While you don’t should be explicit about the position you’re after to. Merely saying that you would be keen on being in an administrative place in 5 years; or that you’d prefer to provoke yourself by moving to a different office, will show to the hiring manager that you have huge yearnings and the drive to develop in your professional career.
Let’s look at some of the examples to understand the depth of this question.
Where do you see yourself in 5 years example 1:-
In 5 years, I would like to have proven to management that I have the drive and determination to significantly help the business grow by making some really positive steps forward while building strong relationships with clients and colleagues along the way. I would be delighted if the opportunity of further progression arose, but to reach this point, I understand that I would need to fulfill this position first successfully.”
Where do you see yourself in 5 years Example 2:-
My career plan for the next five years is to push myself to excel in every challenge I am faced with and take on more and more responsibility. I saw on your website you have a mentoring scheme which I think is a great idea for new employees starting the company and something that I would be keen to get involved in. If the opportunity arose, I would, of course, be interested in further job progression, maybe even leading a small team, but I understand that any extra responsibility comes with time once I have proven myself and helped the company to grow.”
Where do you see yourself in 5 years example 3:-
“I’m a very ambitious individual, and I would say I am the type of person just to get stuff done! 5 years down the line I will have achieved goals for the company as well as personal goals for myself. I would welcome the opportunity for advancement, perhaps to a supervisor or managerial position, where I can continue to grow with the company, influencing, and supporting other employees in their career paths.”
What to avoid:
1. Being unrealistic
While answering this common interview question, it’s critical to remain under the check. Saying you wish to be a CEO in 5 years will be a significant high alert to any employer.
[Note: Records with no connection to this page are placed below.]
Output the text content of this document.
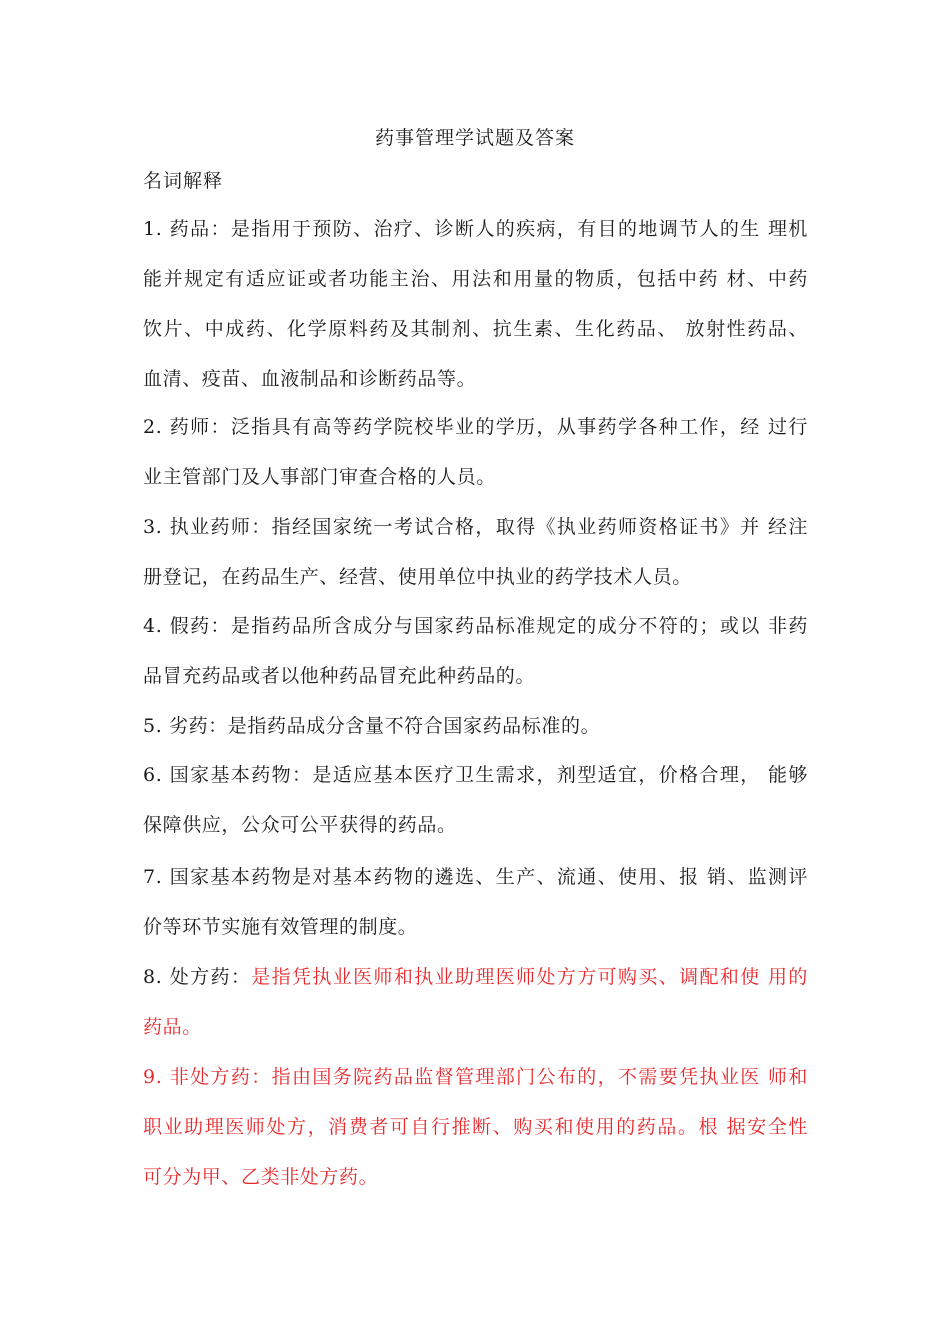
药事管理学试题及答案
名词解释
1. 药品：是指用于预防、治疗、诊断人的疾病，有目的地调节人的生 理机
能并规定有适应证或者功能主治、用法和用量的物质，包括中药 材、中药
饮片、中成药、化学原料药及其制剂、抗生素、生化药品、 放射性药品、
血清、疫苗、血液制品和诊断药品等。
2. 药师：泛指具有高等药学院校毕业的学历，从事药学各种工作，经 过行
业主管部门及人事部门审查合格的人员。
3. 执业药师：指经国家统一考试合格，取得《执业药师资格证书》并 经注
册登记，在药品生产、经营、使用单位中执业的药学技术人员。
4. 假药：是指药品所含成分与国家药品标准规定的成分不符的；或以 非药
品冒充药品或者以他种药品冒充此种药品的。
5. 劣药：是指药品成分含量不符合国家药品标准的。
6. 国家基本药物：是适应基本医疗卫生需求，剂型适宜，价格合理， 能够
保障供应，公众可公平获得的药品。
7. 国家基本药物是对基本药物的遴选、生产、流通、使用、报 销、监测评
价等环节实施有效管理的制度。
8. 处方药：是指凭执业医师和执业助理医师处方方可购买、调配和使 用的
药品。
9. 非处方药：指由国务院药品监督管理部门公布的，不需要凭执业医 师和
职业助理医师处方，消费者可自行推断、购买和使用的药品。根 据安全性
可分为甲、乙类非处方药。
In addition to the fact that this is probably going to make you sound boastful, but at the same time it’s, let’s be honest, an unrealistic expectation. It may demonstrate to the recruiters that you won’t be completely dedicated to this job position.
2. Underselling yourself
Similarly, you should be careful not to undersell yourself while clarifying your 5 years’ objectives and goals.
Saying that you’d, in any case, prefer to be in this role in 5 years’ time is a major no-no. In essence, you want the hiring manager to know that you have ambition, and are hoping to progress at their organization rather than remaining in the same position.
3. Saying you don’t have a clue of this answer
Lastly, abstain from saying that you don’t have the idea where you see yourself in 5 years’ time! By asking this common fundamental interview question, the hiring manager wants to know that you have bright career objectives. And that you are committed to the opportunity, saying that you don’t know probably going to make you sound uninterested.
Nobody can predict exactly what they’ll be doing in 5 years’ time. However, to abstain from falling into a trap during your job interview, make a point to prepare your best answer to this deep-rooted interview question.
By concentrating on your professional and personal values, you will have the option to give a believable response that will give the questioner a positive impression of your qualities, attitude, constancy, and potential for progress.